Bags of Money

I wish I was posting to tell you I won the lottery and would from this point forward be wiping my ass with hundred dollar bills, but I didn’t and I’m not.  Besides, I’d pay someone else to wipe my ass with hundred dollar bills.  Duh!

Anyway… One thing people often complain about in the design of games is the over emphasis on the monsters you fight in an MMO of being “floating bags of experience and loot”.  Seriously.  Think about it.  In a game that is a grinding exp-fest, you track down monsters and then beat them until they break and gift you with progress.  In some games, like WoW, they try to wave a hand over to the side to get you to forget about the bags of exp by hiding them behind quests.  It’s still the same thing though, to the point that when a player enters town and sees a sea of quest icons floating over the heads of NPC, there is often a rush of excitement at all the exp and loot you’ll be earning.  Any time a player focuses too much on the bags, they usually experience a decrease in “fun” while “progress” speeds up.  This leads to many players grinding the bags until they reach the “end” where, I’ve been told, the game really begins.

So, Darren, who has been outspoken in his opinion on $10 and $25 horses has written a little diatribe about how companies view players.  To be honest, for a “for profit” business, players are bags of money, just like the monsters in games are bags of experience.  The trick is for companies to get money out of the bags without the bags ever realizing that they are, in fact, bags of money.  So different companies toe different lines.  In the case of WoW, they’ve made their game “fun” enough that a whole bunch of bags people don’t mind $15 a month being taken from their wallet, and the recent foray into vanity pets and the sparkle pony is them sketching out another line in the sand, see if they can get a little more money from some bags people without losing too many of the bags people that are at their limit with $15 a month.

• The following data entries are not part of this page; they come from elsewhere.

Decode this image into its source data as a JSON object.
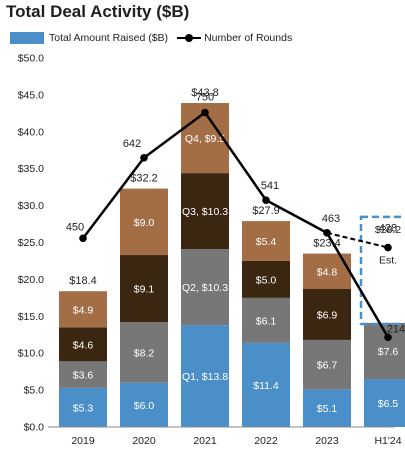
{
  "title": "Total Deal Activity ($B)",
  "legend": {
    "bar_label": "Total Amount Raised ($B)",
    "line_label": "Number of Rounds"
  },
  "colors": {
    "segment_1": "#4a8fc7",
    "segment_2": "#777777",
    "segment_3": "#3a2611",
    "segment_4": "#a36d46",
    "line": "#000000",
    "estimate_box": "#4a8fc7"
  },
  "chart_data": {
    "type": "bar",
    "stacked": true,
    "categories": [
      "2019",
      "2020",
      "2021",
      "2022",
      "2023",
      "H1'24"
    ],
    "series": [
      {
        "values": [
          5.3,
          6.0,
          13.8,
          11.4,
          5.1,
          6.5
        ],
        "labels": [
          "$5.3",
          "$6.0",
          "Q1, $13.8",
          "$11.4",
          "$5.1",
          "$6.5"
        ]
      },
      {
        "values": [
          3.6,
          8.2,
          10.3,
          6.1,
          6.7,
          7.6
        ],
        "labels": [
          "$3.6",
          "$8.2",
          "Q2, $10.3",
          "$6.1",
          "$6.7",
          "$7.6"
        ]
      },
      {
        "values": [
          4.6,
          9.1,
          10.3,
          5.0,
          6.9,
          null
        ],
        "labels": [
          "$4.6",
          "$9.1",
          "Q3, $10.3",
          "$5.0",
          "$6.9",
          ""
        ]
      },
      {
        "values": [
          4.9,
          9.0,
          9.5,
          5.4,
          4.8,
          null
        ],
        "labels": [
          "$4.9",
          "$9.0",
          "Q4, $9.5",
          "$5.4",
          "$4.8",
          ""
        ]
      }
    ],
    "totals": [
      "$18.4",
      "$32.2",
      "$43.8",
      "$27.9",
      "$23.4",
      "$14.1"
    ],
    "totals_shown": [
      true,
      true,
      true,
      true,
      true,
      false
    ],
    "estimate": {
      "category": "H1'24",
      "total_label": "$28.2",
      "total_value": 28.2,
      "rounds": 428,
      "rounds_label": "428",
      "est_label": "Est."
    },
    "line": {
      "name": "Number of Rounds",
      "values": [
        450,
        642,
        750,
        541,
        463,
        214
      ],
      "labels": [
        "450",
        "642",
        "750",
        "541",
        "463",
        "214"
      ]
    },
    "ylim": [
      0,
      50
    ],
    "yticks": [
      "$0.0",
      "$5.0",
      "$10.0",
      "$15.0",
      "$20.0",
      "$25.0",
      "$30.0",
      "$35.0",
      "$40.0",
      "$45.0",
      "$50.0"
    ],
    "line_ylim": [
      0,
      880
    ],
    "grid": false
  }
}
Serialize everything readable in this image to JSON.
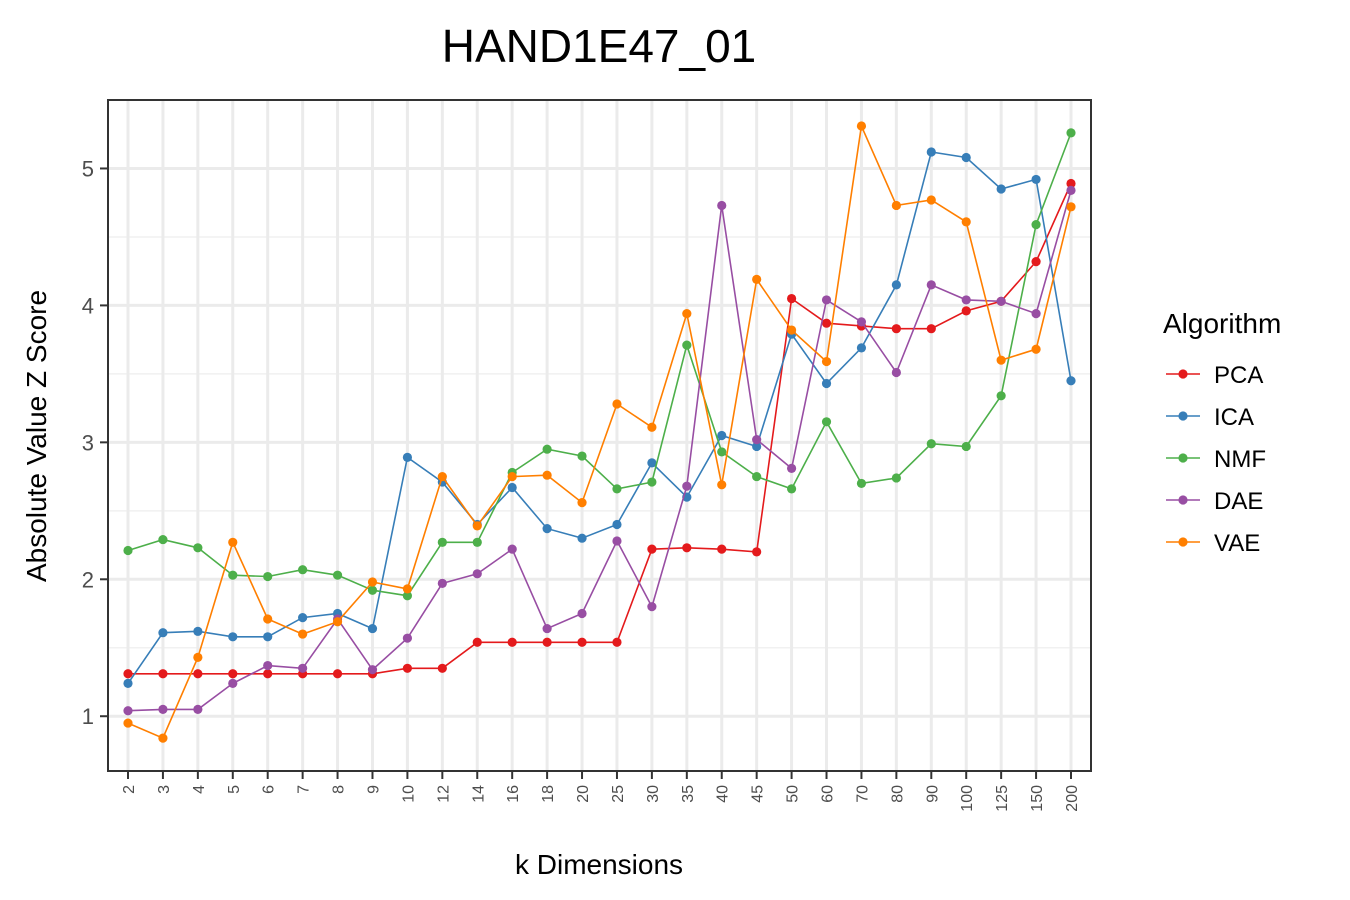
{
  "chart_data": {
    "type": "line",
    "title": "HAND1E47_01",
    "xlabel": "k Dimensions",
    "ylabel": "Absolute Value Z Score",
    "categories": [
      "2",
      "3",
      "4",
      "5",
      "6",
      "7",
      "8",
      "9",
      "10",
      "12",
      "14",
      "16",
      "18",
      "20",
      "25",
      "30",
      "35",
      "40",
      "45",
      "50",
      "60",
      "70",
      "80",
      "90",
      "100",
      "125",
      "150",
      "200"
    ],
    "ylim": [
      0.6,
      5.5
    ],
    "yticks": [
      1,
      2,
      3,
      4,
      5
    ],
    "grid": true,
    "legend": {
      "title": "Algorithm",
      "placement": "right"
    },
    "series": [
      {
        "name": "PCA",
        "color": "#e41a1c",
        "values": [
          1.31,
          1.31,
          1.31,
          1.31,
          1.31,
          1.31,
          1.31,
          1.31,
          1.35,
          1.35,
          1.54,
          1.54,
          1.54,
          1.54,
          1.54,
          2.22,
          2.23,
          2.22,
          2.2,
          4.05,
          3.87,
          3.85,
          3.83,
          3.83,
          3.96,
          4.03,
          4.32,
          4.89
        ]
      },
      {
        "name": "ICA",
        "color": "#377eb8",
        "values": [
          1.24,
          1.61,
          1.62,
          1.58,
          1.58,
          1.72,
          1.75,
          1.64,
          2.89,
          2.71,
          2.4,
          2.67,
          2.37,
          2.3,
          2.4,
          2.85,
          2.6,
          3.05,
          2.97,
          3.79,
          3.43,
          3.69,
          4.15,
          5.12,
          5.08,
          4.85,
          4.92,
          3.45
        ]
      },
      {
        "name": "NMF",
        "color": "#4daf4a",
        "values": [
          2.21,
          2.29,
          2.23,
          2.03,
          2.02,
          2.07,
          2.03,
          1.92,
          1.88,
          2.27,
          2.27,
          2.78,
          2.95,
          2.9,
          2.66,
          2.71,
          3.71,
          2.93,
          2.75,
          2.66,
          3.15,
          2.7,
          2.74,
          2.99,
          2.97,
          3.34,
          4.59,
          5.26
        ]
      },
      {
        "name": "DAE",
        "color": "#984ea3",
        "values": [
          1.04,
          1.05,
          1.05,
          1.24,
          1.37,
          1.35,
          1.71,
          1.34,
          1.57,
          1.97,
          2.04,
          2.22,
          1.64,
          1.75,
          2.28,
          1.8,
          2.68,
          4.73,
          3.02,
          2.81,
          4.04,
          3.88,
          3.51,
          4.15,
          4.04,
          4.03,
          3.94,
          4.84
        ]
      },
      {
        "name": "VAE",
        "color": "#ff7f00",
        "values": [
          0.95,
          0.84,
          1.43,
          2.27,
          1.71,
          1.6,
          1.69,
          1.98,
          1.93,
          2.75,
          2.39,
          2.75,
          2.76,
          2.56,
          3.28,
          3.11,
          3.94,
          2.69,
          4.19,
          3.82,
          3.59,
          5.31,
          4.73,
          4.77,
          4.61,
          3.6,
          3.68,
          4.72
        ]
      }
    ]
  }
}
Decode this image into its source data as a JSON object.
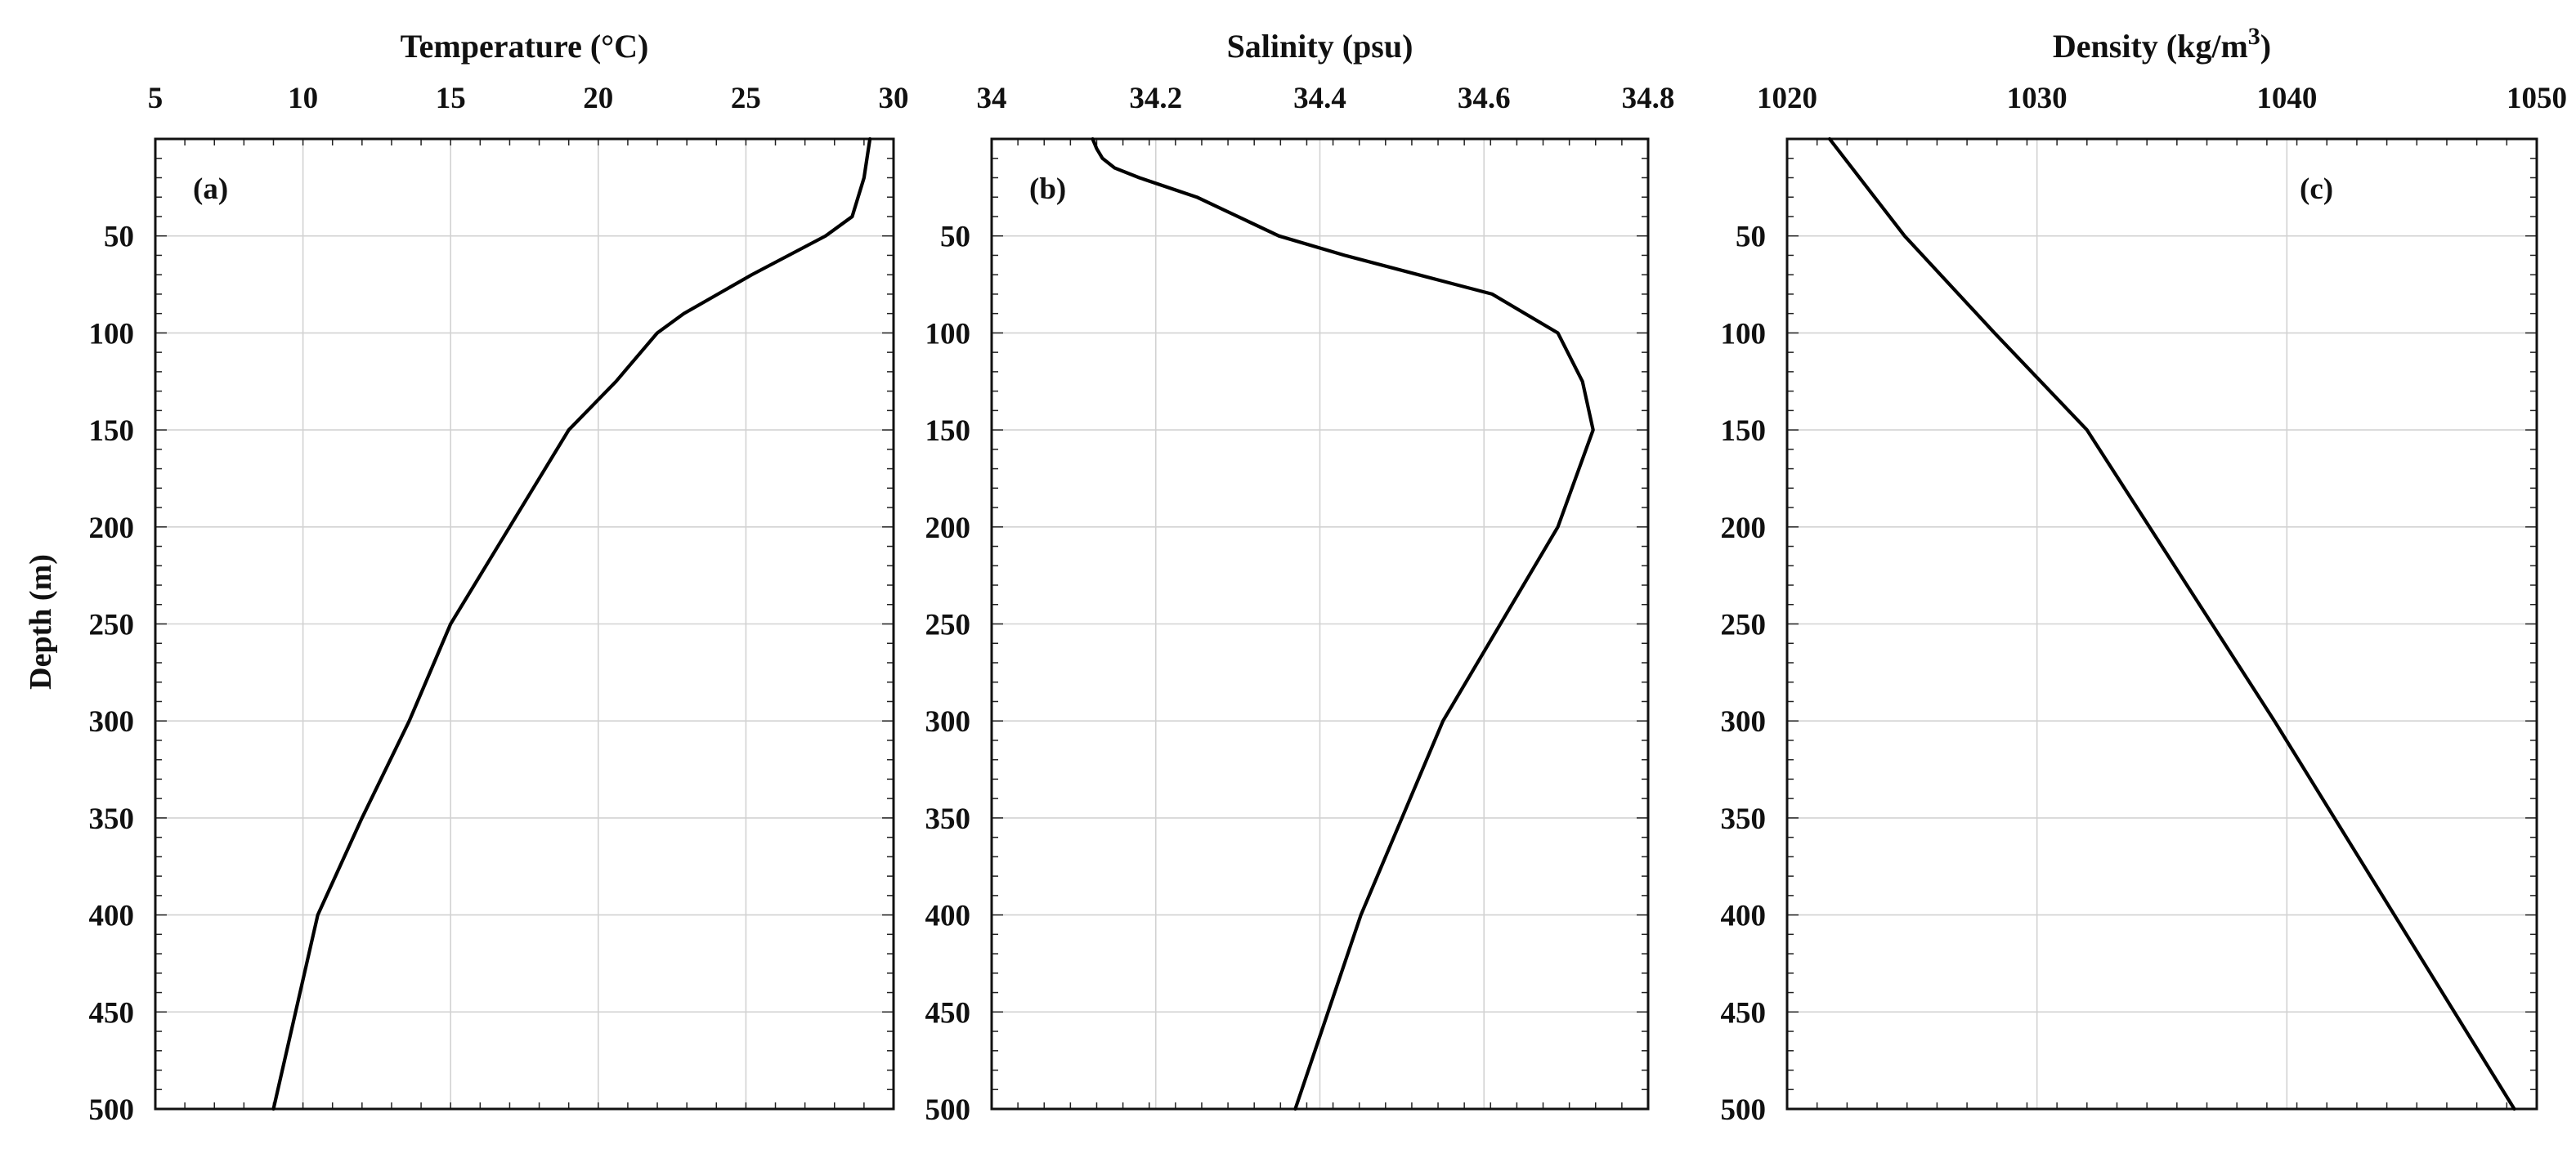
{
  "figure": {
    "ylabel": "Depth (m)"
  },
  "chart_data": [
    {
      "type": "line",
      "panel_label": "(a)",
      "title": "Temperature (°C)",
      "xlim": [
        5,
        30
      ],
      "ylim": [
        500,
        0
      ],
      "x_ticks": [
        "5",
        "10",
        "15",
        "20",
        "25",
        "30"
      ],
      "y_ticks": [
        "50",
        "100",
        "150",
        "200",
        "250",
        "300",
        "350",
        "400",
        "450",
        "500"
      ],
      "grid": true,
      "series": [
        {
          "x": [
            29.2,
            29.0,
            28.6,
            27.7,
            25.2,
            22.9,
            22.0,
            20.6,
            19.0,
            17.0,
            15.0,
            13.6,
            12.0,
            10.5,
            9.0
          ],
          "y": [
            0,
            20,
            40,
            50,
            70,
            90,
            100,
            125,
            150,
            200,
            250,
            300,
            350,
            400,
            500
          ]
        }
      ]
    },
    {
      "type": "line",
      "panel_label": "(b)",
      "title": "Salinity (psu)",
      "xlim": [
        34,
        34.8
      ],
      "ylim": [
        500,
        0
      ],
      "x_ticks": [
        "34",
        "34.2",
        "34.4",
        "34.6",
        "34.8"
      ],
      "y_ticks": [
        "50",
        "100",
        "150",
        "200",
        "250",
        "300",
        "350",
        "400",
        "450",
        "500"
      ],
      "grid": true,
      "series": [
        {
          "x": [
            34.123,
            34.128,
            34.135,
            34.15,
            34.18,
            34.25,
            34.35,
            34.43,
            34.52,
            34.61,
            34.65,
            34.69,
            34.72,
            34.733,
            34.69,
            34.55,
            34.5,
            34.45,
            34.37
          ],
          "y": [
            0,
            5,
            10,
            15,
            20,
            30,
            50,
            60,
            70,
            80,
            90,
            100,
            125,
            150,
            200,
            300,
            350,
            400,
            500
          ]
        }
      ]
    },
    {
      "type": "line",
      "panel_label": "(c)",
      "title": "Density (kg/m",
      "title_sup": "3",
      "title_end": ")",
      "xlim": [
        1020,
        1050
      ],
      "ylim": [
        500,
        0
      ],
      "x_ticks": [
        "1020",
        "1030",
        "1040",
        "1050"
      ],
      "y_ticks": [
        "50",
        "100",
        "150",
        "200",
        "250",
        "300",
        "350",
        "400",
        "450",
        "500"
      ],
      "grid": true,
      "series": [
        {
          "x": [
            1021.7,
            1024.7,
            1028.3,
            1032.0,
            1039.5,
            1049.1
          ],
          "y": [
            0,
            50,
            100,
            150,
            300,
            500
          ]
        }
      ]
    }
  ]
}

Obviously, there are many examples of games that have crossed lines and caused players to notice their bag-ness and they leave, and there are many examples of games where despite practically labeling their players as bags of money a segment of their players don’t mind at all (see: Zynga) to great profit.

I don’t really have anything to add to this, I just thought it was an interesting thing to notice.

2 comments

  1. Tesh says:

    Aye, that’s an interesting metagame spin on the industry. It does presuppose a competition between devs and players, as opposed to cooperation, but perhaps that’s the nature of a market at play.

    • Jason says:

      For a normal game, I think the devs and players are more cooperative, because the devs are only concerned, money-wise, about that initial purchase. For an MMO, however, I do feel there is a certain level of competition between the devs and players because the goal shifts and you want to keep as many people paying the fees (be they a subscription or cash shop) for as long as possible.